Certaines combinaisons de valvulopathies peuvent être bénéfiques pour la fonction ventriculaire en limitant le remodelage de la cavité. Toutefois, plus encore que lors de valvulopathie isolée, la quantification de la fonction systolique traduit mal la performance myocardique réelle et doit être interprétée dans le contexte de la maladie. La fraction d’éjection est particulièrement mal adaptée à l’évaluation de la performance systolique du VG. Les dimensions du ventricule sont un meilleur critère de ses capacités contractiles. Les valeurs au-delà desquelles sa fonction est réduite sont [23] :

  • Diamètre télésystolique (court-axe) ≥ 2.5 cm/m2 si prédominance d’insuffisance,
  • Diamètre télédiastolique (court-axe) ≥ 4.0 cm/m2 si prédominance de sténose.

Les insuffisances mitrales et tricuspidiennes mineures ou modérées sont souvent des affections d’accompagnement qui s’évaporent avec la correction de la lésion principale. Les affections systémiques ont plus de probabilité de toucher plusieurs valves, tels le rhumatisme articulaire aigu, la maladie calcifiante, ou les maladies du tissu conjonctif.
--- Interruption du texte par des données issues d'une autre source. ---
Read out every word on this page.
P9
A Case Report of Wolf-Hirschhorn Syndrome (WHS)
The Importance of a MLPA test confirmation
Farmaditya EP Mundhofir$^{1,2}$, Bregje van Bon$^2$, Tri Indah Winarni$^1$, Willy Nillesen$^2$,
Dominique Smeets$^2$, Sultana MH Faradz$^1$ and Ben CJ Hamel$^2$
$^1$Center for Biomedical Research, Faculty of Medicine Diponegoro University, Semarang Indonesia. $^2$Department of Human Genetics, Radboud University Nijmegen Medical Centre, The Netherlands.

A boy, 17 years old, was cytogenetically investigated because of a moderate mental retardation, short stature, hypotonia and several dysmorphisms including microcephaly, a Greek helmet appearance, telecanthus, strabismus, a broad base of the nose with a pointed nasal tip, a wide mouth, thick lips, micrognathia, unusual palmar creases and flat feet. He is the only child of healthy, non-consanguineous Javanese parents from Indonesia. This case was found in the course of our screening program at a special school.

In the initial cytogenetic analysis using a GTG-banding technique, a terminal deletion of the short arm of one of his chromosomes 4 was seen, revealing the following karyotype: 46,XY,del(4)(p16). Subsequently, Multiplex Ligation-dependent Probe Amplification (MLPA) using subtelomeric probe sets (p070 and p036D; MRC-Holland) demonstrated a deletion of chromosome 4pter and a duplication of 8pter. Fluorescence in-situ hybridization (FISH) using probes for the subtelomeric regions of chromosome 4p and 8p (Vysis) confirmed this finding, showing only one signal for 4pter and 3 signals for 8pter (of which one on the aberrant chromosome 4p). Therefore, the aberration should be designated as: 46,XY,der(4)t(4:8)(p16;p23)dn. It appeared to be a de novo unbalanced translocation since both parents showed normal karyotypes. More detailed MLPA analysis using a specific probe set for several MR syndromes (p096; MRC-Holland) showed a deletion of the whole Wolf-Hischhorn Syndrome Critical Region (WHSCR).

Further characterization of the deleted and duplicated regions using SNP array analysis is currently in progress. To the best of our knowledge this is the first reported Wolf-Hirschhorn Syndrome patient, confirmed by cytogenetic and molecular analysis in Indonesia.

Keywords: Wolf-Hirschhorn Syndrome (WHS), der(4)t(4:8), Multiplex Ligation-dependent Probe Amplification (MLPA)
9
Un des problèmes majeurs à l’induction est la tolérance du patient à la curarisation et à l’installation de la ventilation en pression positive. Alors qu’elle est relativement prévisible dans les valvulopathies simples, la réponse hémodynamique à l’IPPV est complexe dans les valvulopathies. Le meilleur moyen de prévoir ce qui va se passer est de faire faire au patient une manœuvre de Valsalva pendant 20 secondes une fois le cathéter artériel en place. La variation de la PA est une bonne approximation de ce qui va se passer lors du démarrage de la ventilation contrôlée. La non-réponse de la pression artérielle à un vasoconstricteur alpha (2-3 bolus iv de 100 mcg de phényléphrine) doit faire suspecter la présence d’une insuffisance aortique ou mitrale significative.